The transport links are terrible, it does not have enough capacity and expanding it will be tough, as that expensive third runway is squeezed in between roads and housing. I would happily forgo the foreign holiday if it meant avoiding Heath-row. It's frankly just depressing: massive, confusing and unwelcoming - and that's before BAA's planned expansion.

It may limit where I can go on holiday, but give me City airport in London's Docklands any day: neat and tidy, convenient to get to and packed with smiling staff, not lost holidaying hoards.

Heathrow needs improving. As BAA has so far failed to do this, maybe Ferrovial, under the leadership of the equally serene Rafael del Pino, was the company to pull it off. Because Heathrow is important - the UK needs a major European hub. BAA's answer is a multi-billion-pound expansion of the airport. But as it's already such an unwieldy mess, I'm not convinced that simply enlarging it will deliver all the improvements BAA is hoping for.

If a deal is done - though that now looks increasingly unlikely - under the stewardship of Mr Clasper it can be guaranteed to be an excellent one for investors. But if a deal is not done, fighting off the Spanish could seem easy in comparison with the task ahead.

No cure for fat cats

I am thinking, rather belatedly, admittedly, of throwing my hat into the dot-com ring and setting up a website: eatlessandexercisemore.com. Because, let's be honest, in many cases of obesity, that's all the treatment most people need.
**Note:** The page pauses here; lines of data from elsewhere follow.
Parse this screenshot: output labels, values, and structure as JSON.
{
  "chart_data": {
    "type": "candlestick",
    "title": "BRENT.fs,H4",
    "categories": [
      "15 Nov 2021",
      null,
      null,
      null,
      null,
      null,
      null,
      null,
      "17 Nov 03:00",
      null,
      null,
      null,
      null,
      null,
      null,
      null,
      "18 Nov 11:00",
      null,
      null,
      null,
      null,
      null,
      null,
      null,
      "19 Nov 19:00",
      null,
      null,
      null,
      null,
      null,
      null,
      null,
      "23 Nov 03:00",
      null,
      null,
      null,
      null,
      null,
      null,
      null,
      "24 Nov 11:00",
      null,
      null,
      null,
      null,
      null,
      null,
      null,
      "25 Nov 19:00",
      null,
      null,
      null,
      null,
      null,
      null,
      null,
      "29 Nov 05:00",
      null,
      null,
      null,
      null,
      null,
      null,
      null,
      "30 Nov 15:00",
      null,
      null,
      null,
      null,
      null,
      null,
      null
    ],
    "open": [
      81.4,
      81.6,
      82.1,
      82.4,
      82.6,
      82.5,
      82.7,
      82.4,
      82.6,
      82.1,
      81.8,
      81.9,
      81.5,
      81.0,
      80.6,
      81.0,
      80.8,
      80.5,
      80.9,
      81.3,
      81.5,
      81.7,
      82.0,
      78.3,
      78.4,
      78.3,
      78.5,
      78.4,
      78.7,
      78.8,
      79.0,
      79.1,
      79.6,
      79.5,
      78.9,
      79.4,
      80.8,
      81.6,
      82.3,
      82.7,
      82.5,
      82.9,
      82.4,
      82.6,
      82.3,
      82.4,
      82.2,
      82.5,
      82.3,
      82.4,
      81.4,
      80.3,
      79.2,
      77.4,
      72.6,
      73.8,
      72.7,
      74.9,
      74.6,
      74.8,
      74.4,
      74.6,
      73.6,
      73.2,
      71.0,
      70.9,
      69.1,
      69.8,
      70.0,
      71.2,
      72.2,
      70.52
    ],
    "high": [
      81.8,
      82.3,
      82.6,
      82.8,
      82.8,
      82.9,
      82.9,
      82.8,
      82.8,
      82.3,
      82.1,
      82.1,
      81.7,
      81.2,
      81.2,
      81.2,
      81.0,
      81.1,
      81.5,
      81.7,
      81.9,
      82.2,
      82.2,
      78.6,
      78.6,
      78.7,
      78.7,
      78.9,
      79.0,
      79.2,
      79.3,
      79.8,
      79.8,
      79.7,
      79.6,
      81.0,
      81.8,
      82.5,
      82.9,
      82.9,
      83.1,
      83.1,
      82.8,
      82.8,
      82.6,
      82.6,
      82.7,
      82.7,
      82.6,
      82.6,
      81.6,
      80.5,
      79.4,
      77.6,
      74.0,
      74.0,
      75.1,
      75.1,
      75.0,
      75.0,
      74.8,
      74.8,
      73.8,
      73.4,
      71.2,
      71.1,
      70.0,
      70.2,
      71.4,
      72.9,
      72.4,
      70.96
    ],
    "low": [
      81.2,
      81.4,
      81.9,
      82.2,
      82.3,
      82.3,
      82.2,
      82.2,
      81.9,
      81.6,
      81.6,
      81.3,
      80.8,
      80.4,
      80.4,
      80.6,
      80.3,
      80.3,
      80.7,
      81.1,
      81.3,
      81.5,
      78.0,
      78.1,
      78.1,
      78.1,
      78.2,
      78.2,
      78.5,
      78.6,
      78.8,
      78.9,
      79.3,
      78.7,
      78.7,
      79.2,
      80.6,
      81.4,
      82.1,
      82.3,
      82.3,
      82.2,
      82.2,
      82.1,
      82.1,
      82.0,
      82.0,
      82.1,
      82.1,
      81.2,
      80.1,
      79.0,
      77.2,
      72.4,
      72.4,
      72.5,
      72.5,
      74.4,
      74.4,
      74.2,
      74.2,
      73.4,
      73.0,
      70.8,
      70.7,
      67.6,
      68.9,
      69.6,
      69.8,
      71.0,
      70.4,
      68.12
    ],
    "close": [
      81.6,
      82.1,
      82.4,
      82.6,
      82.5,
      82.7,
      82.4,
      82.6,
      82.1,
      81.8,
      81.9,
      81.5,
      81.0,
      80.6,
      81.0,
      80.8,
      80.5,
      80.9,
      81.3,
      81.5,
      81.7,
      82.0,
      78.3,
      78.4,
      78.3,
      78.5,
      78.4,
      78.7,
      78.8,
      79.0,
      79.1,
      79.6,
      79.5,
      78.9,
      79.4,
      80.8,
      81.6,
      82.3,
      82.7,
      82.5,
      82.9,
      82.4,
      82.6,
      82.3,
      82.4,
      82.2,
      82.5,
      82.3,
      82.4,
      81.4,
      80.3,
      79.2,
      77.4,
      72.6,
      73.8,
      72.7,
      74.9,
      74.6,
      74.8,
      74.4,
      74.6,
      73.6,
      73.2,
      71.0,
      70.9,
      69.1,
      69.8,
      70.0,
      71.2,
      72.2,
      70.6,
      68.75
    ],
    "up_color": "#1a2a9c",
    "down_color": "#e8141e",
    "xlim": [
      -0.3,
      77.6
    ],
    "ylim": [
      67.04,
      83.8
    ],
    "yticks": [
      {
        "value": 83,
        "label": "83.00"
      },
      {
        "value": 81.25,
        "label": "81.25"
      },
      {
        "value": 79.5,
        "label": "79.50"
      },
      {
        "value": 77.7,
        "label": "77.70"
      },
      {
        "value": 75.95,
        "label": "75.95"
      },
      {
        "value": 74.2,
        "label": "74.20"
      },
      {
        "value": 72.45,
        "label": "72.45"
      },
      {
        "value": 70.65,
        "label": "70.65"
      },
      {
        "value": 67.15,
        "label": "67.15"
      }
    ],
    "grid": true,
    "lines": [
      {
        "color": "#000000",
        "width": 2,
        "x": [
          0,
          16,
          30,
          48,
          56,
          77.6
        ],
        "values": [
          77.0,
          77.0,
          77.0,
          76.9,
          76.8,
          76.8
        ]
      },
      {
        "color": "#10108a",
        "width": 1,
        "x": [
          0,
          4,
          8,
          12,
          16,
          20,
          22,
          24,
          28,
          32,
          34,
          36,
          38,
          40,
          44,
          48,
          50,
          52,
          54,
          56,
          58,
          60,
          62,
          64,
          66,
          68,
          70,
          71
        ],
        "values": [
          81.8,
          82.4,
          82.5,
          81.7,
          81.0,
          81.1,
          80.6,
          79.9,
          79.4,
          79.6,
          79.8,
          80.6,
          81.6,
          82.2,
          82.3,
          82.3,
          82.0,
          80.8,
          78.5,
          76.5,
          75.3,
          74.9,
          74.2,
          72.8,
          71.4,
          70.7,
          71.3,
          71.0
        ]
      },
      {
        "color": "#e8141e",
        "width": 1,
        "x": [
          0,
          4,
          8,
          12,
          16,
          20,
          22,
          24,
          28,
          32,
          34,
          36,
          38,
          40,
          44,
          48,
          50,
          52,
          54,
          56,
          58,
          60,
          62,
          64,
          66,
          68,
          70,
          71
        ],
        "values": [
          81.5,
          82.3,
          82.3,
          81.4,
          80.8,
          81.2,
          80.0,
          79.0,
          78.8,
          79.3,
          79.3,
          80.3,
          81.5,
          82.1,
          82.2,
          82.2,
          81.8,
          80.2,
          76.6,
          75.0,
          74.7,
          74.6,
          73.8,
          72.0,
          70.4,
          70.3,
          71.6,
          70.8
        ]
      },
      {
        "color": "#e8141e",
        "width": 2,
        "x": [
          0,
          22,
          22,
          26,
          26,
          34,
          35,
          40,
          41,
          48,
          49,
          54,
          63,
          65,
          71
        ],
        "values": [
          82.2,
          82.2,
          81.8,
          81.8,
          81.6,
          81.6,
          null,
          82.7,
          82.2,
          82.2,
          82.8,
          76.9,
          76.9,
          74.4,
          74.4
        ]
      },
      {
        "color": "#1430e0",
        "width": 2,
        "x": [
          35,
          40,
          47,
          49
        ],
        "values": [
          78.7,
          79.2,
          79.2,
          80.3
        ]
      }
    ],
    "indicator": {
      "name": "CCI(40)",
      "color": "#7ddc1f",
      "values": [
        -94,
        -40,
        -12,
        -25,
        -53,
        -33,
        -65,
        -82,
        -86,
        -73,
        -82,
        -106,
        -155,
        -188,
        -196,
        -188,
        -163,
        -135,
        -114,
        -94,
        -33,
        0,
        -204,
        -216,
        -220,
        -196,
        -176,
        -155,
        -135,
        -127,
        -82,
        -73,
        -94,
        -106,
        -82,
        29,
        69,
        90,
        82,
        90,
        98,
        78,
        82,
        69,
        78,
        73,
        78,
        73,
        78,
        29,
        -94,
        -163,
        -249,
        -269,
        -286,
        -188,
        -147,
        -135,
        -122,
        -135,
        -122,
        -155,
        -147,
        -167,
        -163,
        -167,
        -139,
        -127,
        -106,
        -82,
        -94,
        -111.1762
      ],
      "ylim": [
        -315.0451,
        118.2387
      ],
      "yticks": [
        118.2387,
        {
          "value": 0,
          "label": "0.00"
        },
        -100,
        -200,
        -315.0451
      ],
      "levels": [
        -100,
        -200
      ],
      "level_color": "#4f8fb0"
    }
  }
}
Not, however, that the drug companies appear to agree. They have poured millions into researching a new generation of slimming pills, seen as the next gold mine for the sector. It certainly makes good business sense. Obesity is a major problem, and one that must be dealt with. But there's a huge demand for quick cures and, rather conveniently, the biggest market for obesity drugs is the developed world, whose largely well-off population can pay for treatments - unlike many HIV and Aids sufferers in Africa. The pharmaceutical companies are also facing a crisis as generic competition soars and pipelines dry up.

So yes, obesity drugs make good business sense. What they are not going to do is help the drugs industry's already tarnished reputation.